I have a .NET assembly that (for reasons outside my control) must be in the GAC. However, the same assembly is used by another program, which has a its own copy of an older version of the same assembly. It must use its own copy and not whatever is in the GAC. Proper versioning is probably more hassle than it's worth in this case, for reasons I won't go into. My questions is: is there anyway to tell .NET: just use THIS DLL, right here in this directory - ignore whatever you find in the GAC or anywhere else.
If the runtime determines that an assembly matches the calling assembly's criteria, it uses that assembly. When the file specified by the given <codeBase> element is loaded, the runtime checks to make sure that the name, version, culture, and public key match the calling assembly's reference.

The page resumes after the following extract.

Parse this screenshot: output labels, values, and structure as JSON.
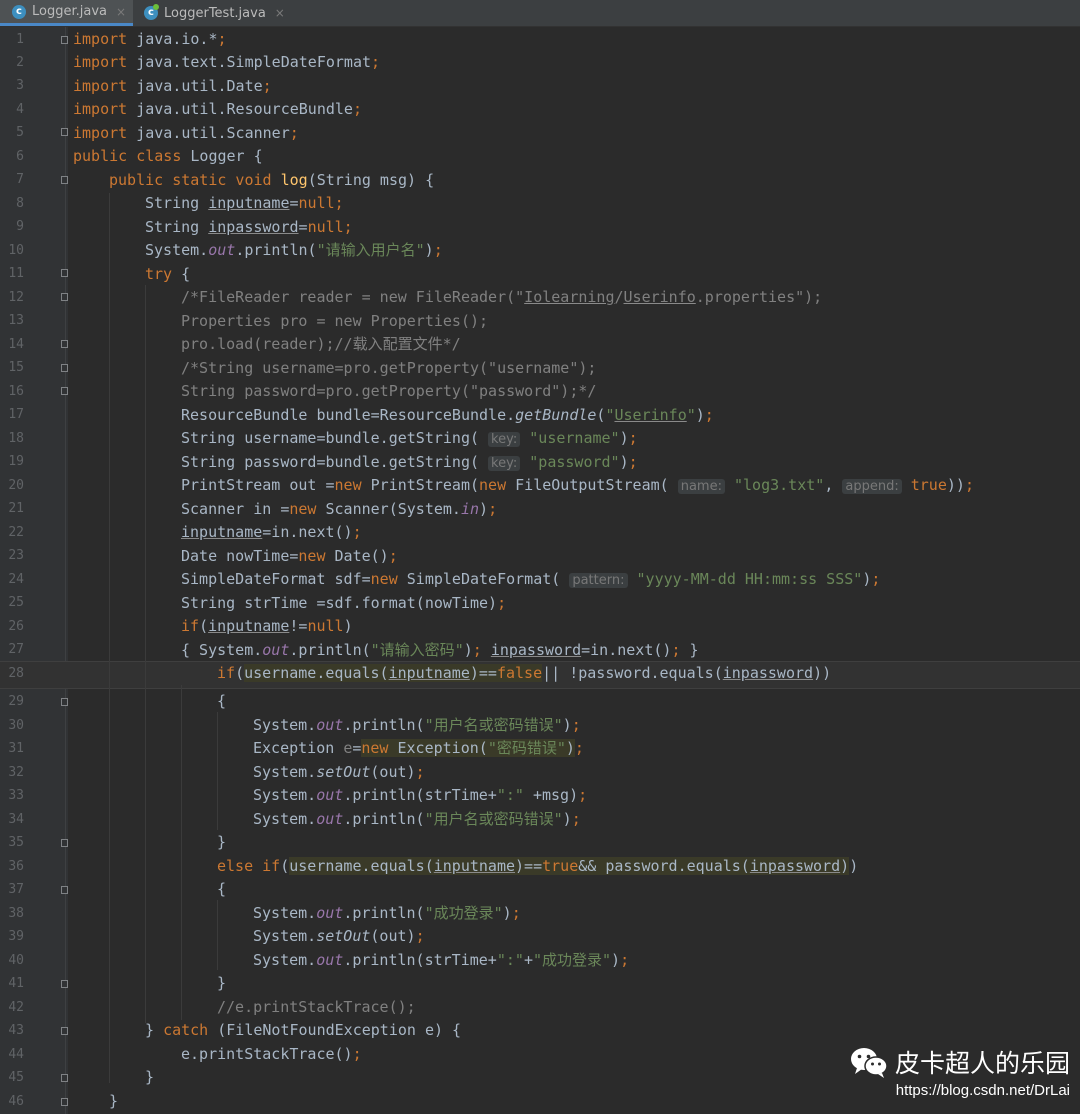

Make sure the GAC Assembly and local Assembly have different version numbers (not a bad idea to let your build number, at least, auto-increment by wild-carding your AssemblyVersion in AssemblyInfo: [assembly: AssemblyVersion("1.0.0.*")] ). Then, redirect your assembly binding using your app's config:
In your case, you won't need the "appliesTo" attribute of the assemblyBinding config. You just need something like:
<runtime> <assemblyBinding xmlns="urn:schemas-microsoft-com:asm.v1"> <dependentAssembly> <assemblyIdentity name="YourAssembly" publicKeyToken="AAAAAAAAAAAA" culture="neutral"/> <bindingRedirect oldVersion="0.0.0.0-5.2.1.0" newVersion="5.0.8.1"/> </dependentAssembly> </assemblyBinding> </runtime>
If they have the same version number the answer is you can't. If you attempt to load an assembly that has the same full assembly name (name, version, key) as a GAC'd assembly the CLR will pick the GAC'd assembly every single time.